Introdução: a demanda urgente do setor de energia por componentes resistentes à corrosão
O setor de energia é uma das indústrias de base mais importantes do mundo, e seu ambiente de operação costuma ser extremamente severo: equipamentos de energia eólica offshore ficam expostos por longos períodos à névoa salina; plataformas de perfuração de petróleo enfrentam fluidos corrosivos sob alta temperatura e alta pressão; equipamentos de usinas nucleares precisam suportar a dupla ação da radiação e do refrigerante; e instalações de processamento de gás natural entram em contato com gases ácidos e sulfetos. Esses ambientes agressivos impõem exigências extremamente elevadas ao desempenho anticorrosivo dos componentes. Os processos de fabricação tradicionais enfrentam muitas limitações na produção de componentes resistentes à corrosão com geometrias complexas: a fundição tem dificuldade em garantir a densidade, a soldagem pode comprometer a resistência à corrosão do material e a usinagem apresenta baixo aproveitamento de material. A tecnologia de impressão 3D oferece uma solução totalmente nova para a fabricação de componentes resistentes à corrosão no setor de energia; por meio da otimização da seleção de materiais e do projeto estrutural, é possível ampliar de forma significativa a vida útil em serviço dos componentes em ambientes severos.

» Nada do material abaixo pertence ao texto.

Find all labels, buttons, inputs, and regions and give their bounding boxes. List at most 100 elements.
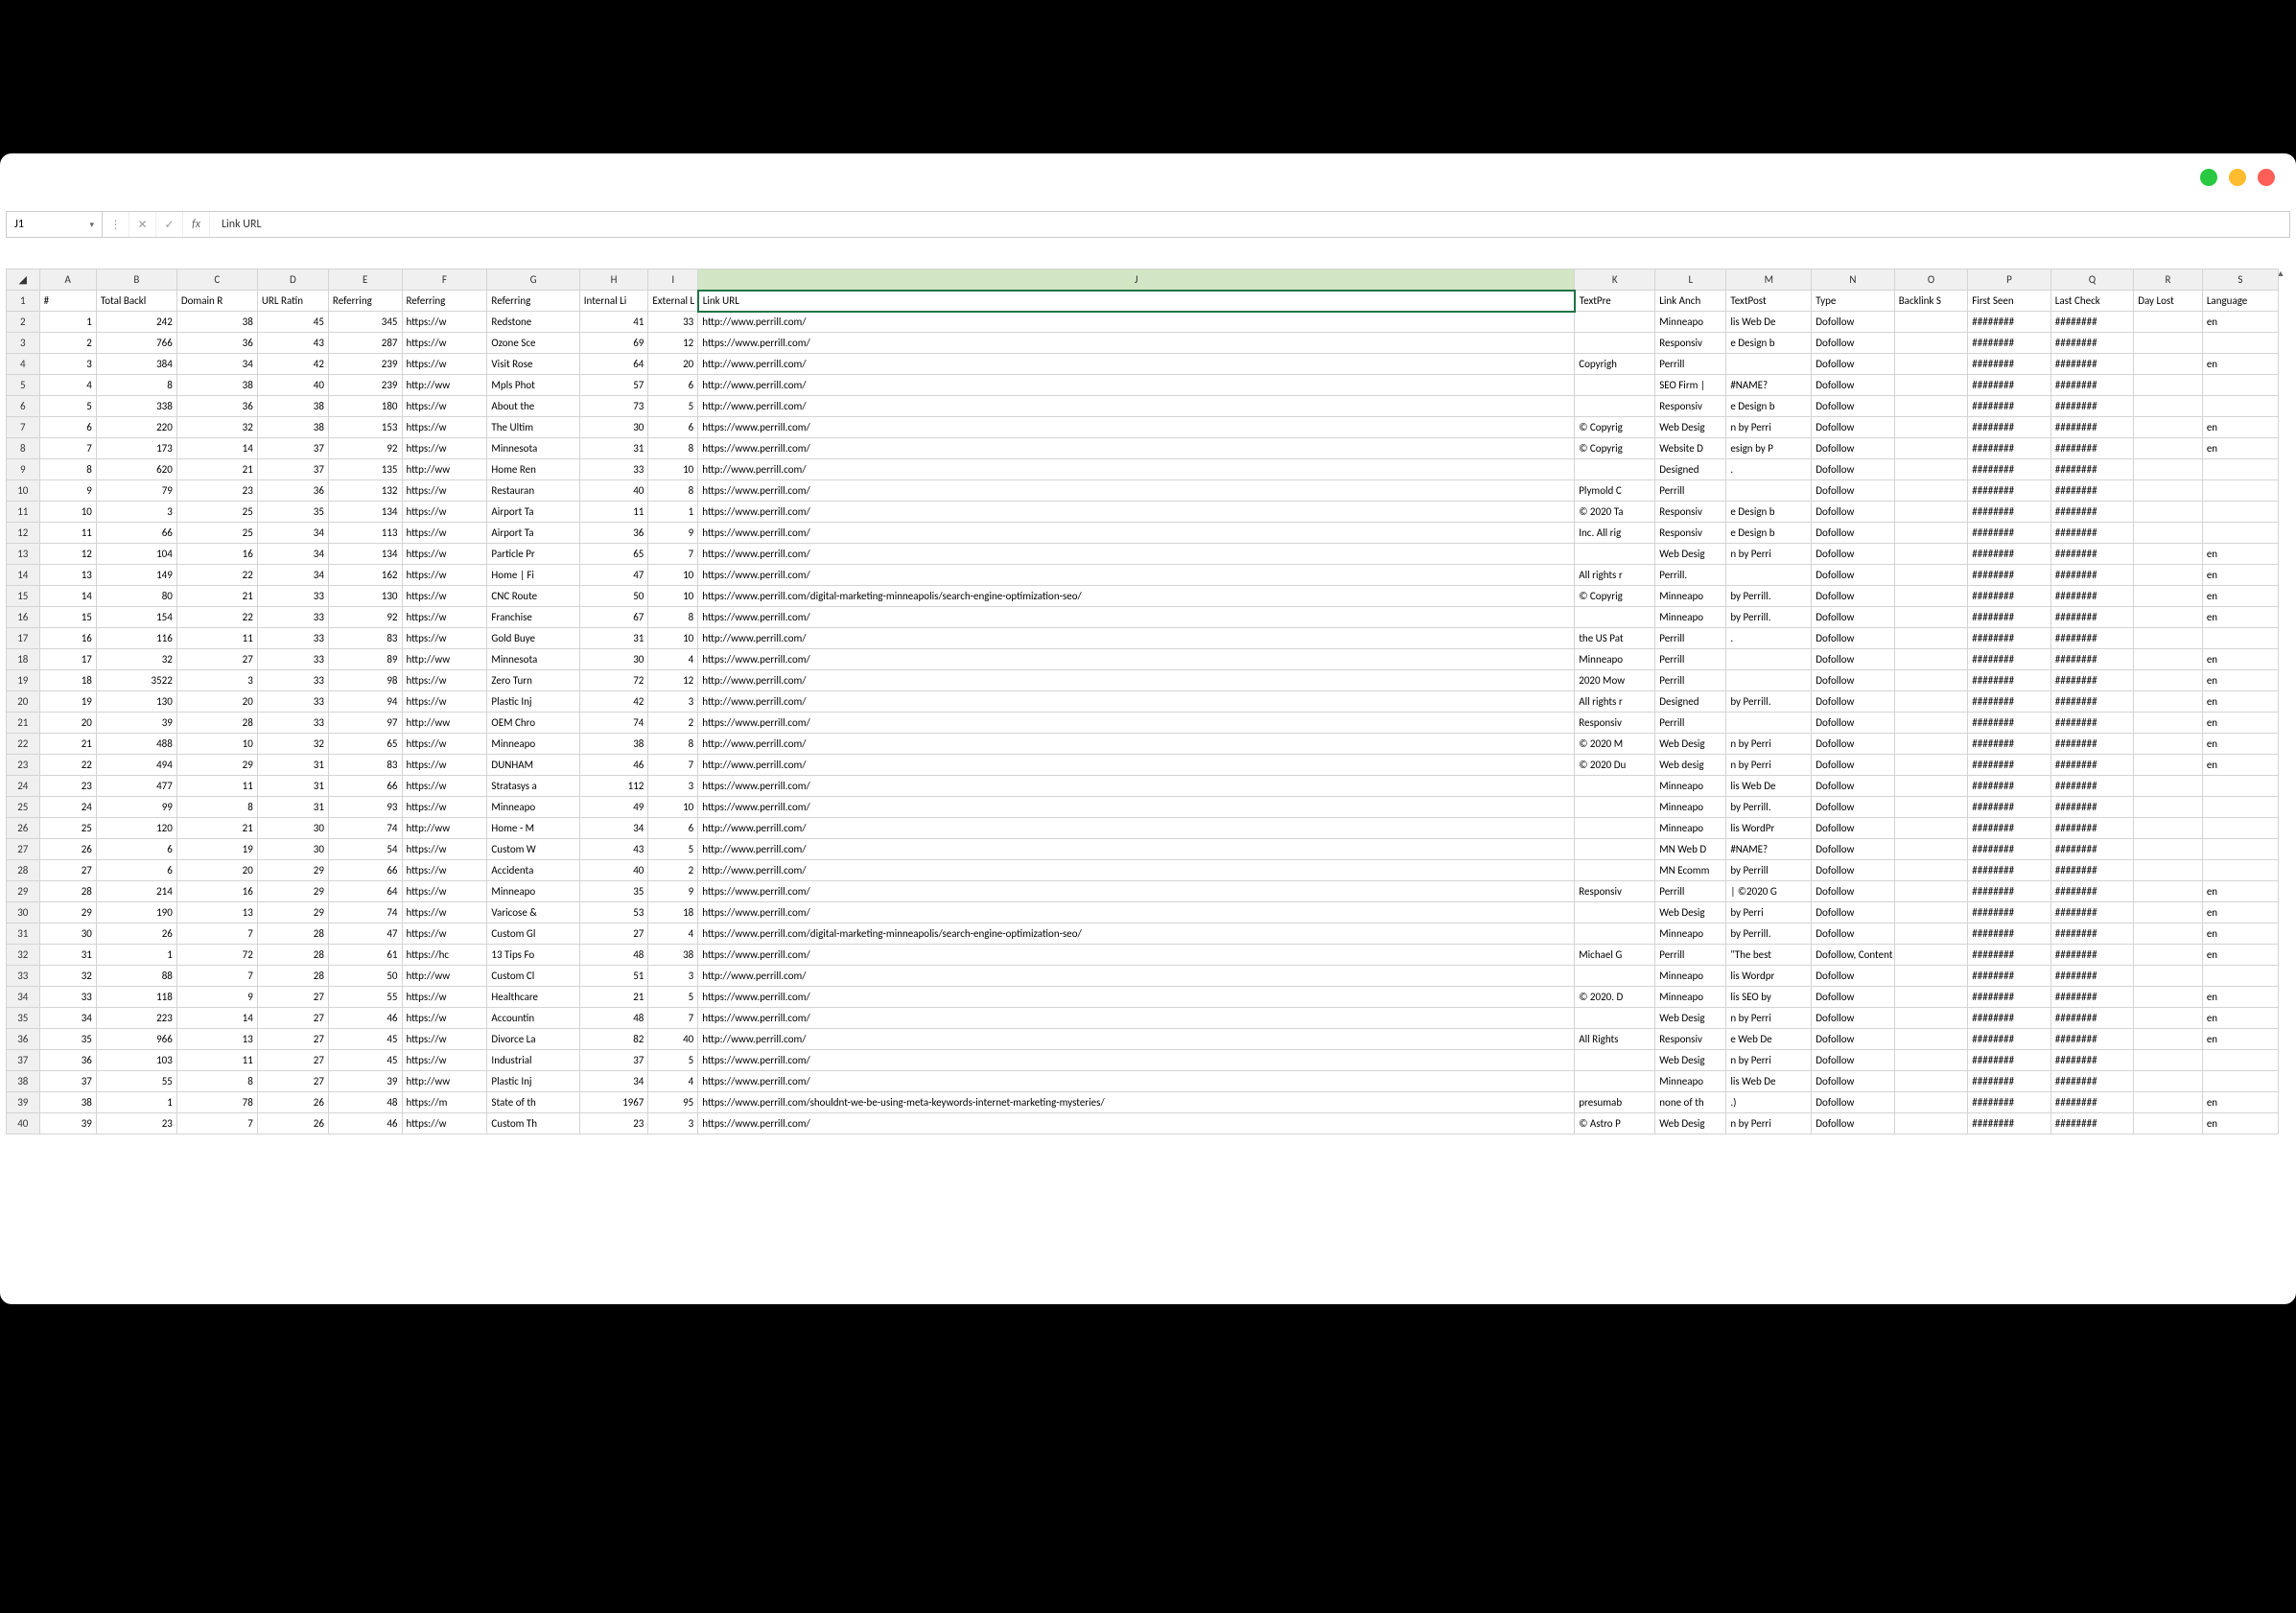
cell-N32[interactable]: Dofollow, Content (1812, 945, 1894, 966)
cell-N8[interactable]: Dofollow (1812, 438, 1894, 459)
cell-P34[interactable]: ######## (1968, 987, 2050, 1008)
cell-P12[interactable]: ######## (1968, 523, 2050, 544)
cell-G16[interactable]: Franchise (487, 607, 579, 628)
cell-H25[interactable]: 49 (579, 797, 648, 818)
cell-L31[interactable]: Minneapo (1655, 923, 1726, 945)
cell-P38[interactable]: ######## (1968, 1071, 2050, 1092)
cell-S11[interactable] (2202, 502, 2278, 523)
cell-Q24[interactable]: ######## (2050, 776, 2133, 797)
cell-C33[interactable]: 7 (176, 966, 257, 987)
cell-C8[interactable]: 14 (176, 438, 257, 459)
cell-F27[interactable]: https://w (402, 839, 487, 860)
cell-I5[interactable]: 6 (648, 375, 698, 396)
cell-P17[interactable]: ######## (1968, 628, 2050, 649)
cell-G35[interactable]: Accountin (487, 1008, 579, 1029)
cell-K2[interactable] (1575, 312, 1655, 333)
cell-H2[interactable]: 41 (579, 312, 648, 333)
cell-D9[interactable]: 37 (257, 459, 328, 480)
cell-B8[interactable]: 173 (96, 438, 176, 459)
cell-H10[interactable]: 40 (579, 480, 648, 502)
cell-J5[interactable]: http://www.perrill.com/ (698, 375, 1575, 396)
cell-C25[interactable]: 8 (176, 797, 257, 818)
cell-R37[interactable] (2134, 1050, 2203, 1071)
cell-C15[interactable]: 21 (176, 586, 257, 607)
cell-B24[interactable]: 477 (96, 776, 176, 797)
cell-R30[interactable] (2134, 902, 2203, 923)
cell-E18[interactable]: 89 (328, 649, 402, 670)
cell-R29[interactable] (2134, 881, 2203, 902)
cell-D4[interactable]: 42 (257, 354, 328, 375)
cell-I24[interactable]: 3 (648, 776, 698, 797)
cell-C27[interactable]: 19 (176, 839, 257, 860)
cell-S4[interactable]: en (2202, 354, 2278, 375)
cell-H30[interactable]: 53 (579, 902, 648, 923)
cell-Q21[interactable]: ######## (2050, 713, 2133, 734)
cell-J25[interactable]: https://www.perrill.com/ (698, 797, 1575, 818)
cell-O40[interactable] (1894, 1113, 1968, 1134)
cell-C30[interactable]: 13 (176, 902, 257, 923)
cell-B39[interactable]: 1 (96, 1092, 176, 1113)
cell-A32[interactable]: 31 (39, 945, 96, 966)
cell-E28[interactable]: 66 (328, 860, 402, 881)
row-header[interactable]: 40 (7, 1113, 40, 1134)
row-header[interactable]: 8 (7, 438, 40, 459)
cell-F31[interactable]: https://w (402, 923, 487, 945)
cell-D28[interactable]: 29 (257, 860, 328, 881)
cell-K23[interactable]: © 2020 Du (1575, 755, 1655, 776)
cell-H13[interactable]: 65 (579, 544, 648, 565)
cell-H26[interactable]: 34 (579, 818, 648, 839)
cell-E39[interactable]: 48 (328, 1092, 402, 1113)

Classificação dos ambientes corrosivos no setor de energia e desafios de materiais
Os ambientes corrosivos do setor de energia podem ser divididos em cinco grandes categorias: ambiente de corrosão marinha (energia eólica offshore, plataformas petrolíferas offshore), ambiente de corrosão ácida (extração de petróleo e gás, processamento de gás natural), ambiente de oxidação em alta temperatura (energia nuclear, termelétricas), ambiente de corrosão eletroquímica (armazenamento em baterias, produção de hidrogênio por eletrólise da água) e ambiente de corrosão por radiação (usinas nucleares). Cada ambiente impõe requisitos diferentes aos materiais: o ambiente marinho exige excelente resistência à corrosão por íons cloreto; o ambiente ácido exige resistência à corrosão por H2S e CO2; o ambiente de alta temperatura exige boa resistência à oxidação e elevada resistência à fluência; o ambiente eletroquímico exige desempenho eletroquímico estável; e o ambiente de radiação exige capacidade de resistir aos danos causados pela radiação. Na seleção de materiais para impressão 3D, é necessário primeiro identificar com clareza o ambiente específico de serviço do componente, incluindo os parâmetros do meio corrosivo, como tipo, concentração, temperatura e pressão, e então associar um material com o desempenho anticorrosivo correspondente. A criação de um banco de dados que relacione ambiente corrosivo e propriedades do material é a base de uma seleção científica de materiais.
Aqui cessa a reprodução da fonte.